Pros and Cons of Buying NCDs
Pros
- Higher returns than FDs : NCDs often offer higher interest rates than Fixed Deposits such as 9%-11%, which can improve your returns.
- Regular and fixed income : These debentures pay interest at a fixed interval monthly, quarterly or annually. This gives you a predictable cash flow.
- Variety of investment options : In NCDs, you can choose the option according to your needs such as secured vs unsecured, or short-term vs long-term.
- Trading possible due to listing on the exchange : You can buy/sell listed NCDs in the secondary market, which also provides some liquidity.
Cons
- Risk of default : If the company gets into a financial crisis, there may be a default in returning the interest or principal.
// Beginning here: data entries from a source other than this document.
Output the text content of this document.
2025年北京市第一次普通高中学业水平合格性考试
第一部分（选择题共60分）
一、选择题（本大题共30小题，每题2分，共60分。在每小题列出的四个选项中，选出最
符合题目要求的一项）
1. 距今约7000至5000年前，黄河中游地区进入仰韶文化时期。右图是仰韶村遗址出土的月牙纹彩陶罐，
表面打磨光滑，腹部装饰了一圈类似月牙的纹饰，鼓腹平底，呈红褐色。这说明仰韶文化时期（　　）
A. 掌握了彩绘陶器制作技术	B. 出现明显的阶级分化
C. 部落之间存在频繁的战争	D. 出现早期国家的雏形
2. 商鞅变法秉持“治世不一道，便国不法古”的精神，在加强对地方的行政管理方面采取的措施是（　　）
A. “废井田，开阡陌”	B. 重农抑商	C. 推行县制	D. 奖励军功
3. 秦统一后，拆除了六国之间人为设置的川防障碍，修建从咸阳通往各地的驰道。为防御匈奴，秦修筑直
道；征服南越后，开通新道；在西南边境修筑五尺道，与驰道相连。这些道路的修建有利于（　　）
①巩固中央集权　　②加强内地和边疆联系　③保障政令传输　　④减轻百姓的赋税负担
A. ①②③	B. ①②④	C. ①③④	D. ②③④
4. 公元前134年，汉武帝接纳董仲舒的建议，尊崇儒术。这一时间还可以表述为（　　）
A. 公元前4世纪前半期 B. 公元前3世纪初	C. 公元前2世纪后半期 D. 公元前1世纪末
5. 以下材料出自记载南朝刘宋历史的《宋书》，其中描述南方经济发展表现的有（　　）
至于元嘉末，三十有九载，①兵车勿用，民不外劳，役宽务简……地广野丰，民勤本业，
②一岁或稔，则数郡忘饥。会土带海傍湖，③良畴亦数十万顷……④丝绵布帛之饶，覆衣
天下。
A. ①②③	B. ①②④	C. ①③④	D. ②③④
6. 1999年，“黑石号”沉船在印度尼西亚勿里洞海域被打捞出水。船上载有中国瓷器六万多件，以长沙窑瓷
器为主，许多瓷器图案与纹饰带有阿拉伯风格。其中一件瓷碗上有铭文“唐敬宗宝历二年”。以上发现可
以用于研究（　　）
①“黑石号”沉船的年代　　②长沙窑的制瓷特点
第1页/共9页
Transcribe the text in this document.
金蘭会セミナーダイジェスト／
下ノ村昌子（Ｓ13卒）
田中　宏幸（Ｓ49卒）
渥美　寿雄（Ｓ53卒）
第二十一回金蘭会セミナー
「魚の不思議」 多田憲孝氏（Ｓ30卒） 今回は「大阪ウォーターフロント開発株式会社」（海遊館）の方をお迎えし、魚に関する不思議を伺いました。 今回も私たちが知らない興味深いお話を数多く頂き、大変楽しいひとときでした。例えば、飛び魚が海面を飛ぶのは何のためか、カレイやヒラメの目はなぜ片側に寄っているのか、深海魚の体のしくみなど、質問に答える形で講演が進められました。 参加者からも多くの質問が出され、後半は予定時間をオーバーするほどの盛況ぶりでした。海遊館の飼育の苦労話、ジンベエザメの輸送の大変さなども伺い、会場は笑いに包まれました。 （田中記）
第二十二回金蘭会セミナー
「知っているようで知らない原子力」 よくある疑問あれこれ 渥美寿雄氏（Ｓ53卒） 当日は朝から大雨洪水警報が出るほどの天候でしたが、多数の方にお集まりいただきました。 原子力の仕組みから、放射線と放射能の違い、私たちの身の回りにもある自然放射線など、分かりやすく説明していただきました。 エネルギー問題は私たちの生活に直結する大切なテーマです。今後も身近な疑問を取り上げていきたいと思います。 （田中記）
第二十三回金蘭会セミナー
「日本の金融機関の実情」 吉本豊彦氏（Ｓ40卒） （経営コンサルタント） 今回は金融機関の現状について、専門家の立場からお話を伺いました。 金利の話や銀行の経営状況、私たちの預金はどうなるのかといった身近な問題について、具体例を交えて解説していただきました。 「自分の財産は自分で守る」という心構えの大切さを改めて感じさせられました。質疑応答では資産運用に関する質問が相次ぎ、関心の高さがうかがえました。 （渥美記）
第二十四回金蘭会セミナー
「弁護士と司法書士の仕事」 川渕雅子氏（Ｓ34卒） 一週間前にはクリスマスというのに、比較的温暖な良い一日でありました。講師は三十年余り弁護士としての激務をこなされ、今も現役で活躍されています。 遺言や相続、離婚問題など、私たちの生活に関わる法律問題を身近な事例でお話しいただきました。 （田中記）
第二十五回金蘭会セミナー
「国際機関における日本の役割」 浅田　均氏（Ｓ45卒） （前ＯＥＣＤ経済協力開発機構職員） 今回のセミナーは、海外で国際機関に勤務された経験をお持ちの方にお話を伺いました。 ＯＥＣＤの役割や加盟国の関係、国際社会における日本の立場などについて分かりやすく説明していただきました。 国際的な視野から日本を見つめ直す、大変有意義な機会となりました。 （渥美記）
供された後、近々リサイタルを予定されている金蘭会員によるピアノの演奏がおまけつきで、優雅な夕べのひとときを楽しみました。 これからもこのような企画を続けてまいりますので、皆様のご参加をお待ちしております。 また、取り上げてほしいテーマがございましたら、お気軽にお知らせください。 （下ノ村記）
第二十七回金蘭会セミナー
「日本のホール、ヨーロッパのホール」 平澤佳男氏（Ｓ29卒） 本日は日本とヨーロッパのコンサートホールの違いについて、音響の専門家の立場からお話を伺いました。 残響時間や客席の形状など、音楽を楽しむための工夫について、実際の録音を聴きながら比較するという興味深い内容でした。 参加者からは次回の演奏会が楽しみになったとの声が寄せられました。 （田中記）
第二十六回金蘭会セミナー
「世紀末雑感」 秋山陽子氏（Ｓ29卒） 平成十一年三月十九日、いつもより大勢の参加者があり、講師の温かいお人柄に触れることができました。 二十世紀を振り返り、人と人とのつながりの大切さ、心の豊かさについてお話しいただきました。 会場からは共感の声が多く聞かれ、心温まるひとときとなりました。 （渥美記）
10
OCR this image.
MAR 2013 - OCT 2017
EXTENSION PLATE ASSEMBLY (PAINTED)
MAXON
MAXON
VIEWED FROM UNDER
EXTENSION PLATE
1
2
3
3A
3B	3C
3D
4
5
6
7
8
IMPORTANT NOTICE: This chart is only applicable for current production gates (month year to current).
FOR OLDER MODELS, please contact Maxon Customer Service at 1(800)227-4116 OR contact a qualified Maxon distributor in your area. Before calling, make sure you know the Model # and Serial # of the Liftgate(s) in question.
Unsecured NCDs have higher risk.
- Premature withdrawal is not possible : NCDs have a lock-in period and unlike FDs, you cannot break it in the middle. Yes, you can sell it in the secondary market once it is listed, but that is also not easy.
- Low liquidity : Not every NCD finds a buyer in the secondary market, due to which liquidity risk remains.
- Market risk and rating downgrade : If the company’s credit rating goes down, then both the value and demand of your NCD can fall.
Conclusion
NCDs have become a sensible investment option in today’s times for those who want stable earnings but prefer to stay away from the volatility of the stock market. If you invest after carefully understanding the rating of the company, interest rate and tenure, then it can be a reliable investment for the long term. But it is most important to gather information before every investment and take a wise decision.
Frequently Asked Questions (FAQs)
What is an NCD?
NCD is a fixed return investment, which is issued by a company.
How to buy NCD online in India?
You can buy NCDs online from platforms like Pocketful, only a Demat account is required.
Are NCDs safe?
High-rated secured NCDs are considered relatively safe, but there is some risk.
What is the current NCD interest rate in 2025?
The rate of NCDs in FY2025 is around 8% to 10.5%.
Can I exit NCDs before maturity?
Yes, you can sell listed NCDs before maturity.
Disclaimer
The securities, funds, and strategies discussed in this blog are provided for informational purposes only. They do not represent endorsements or recommendations. Investors should conduct their own research and seek professional advice before making any investment decisions.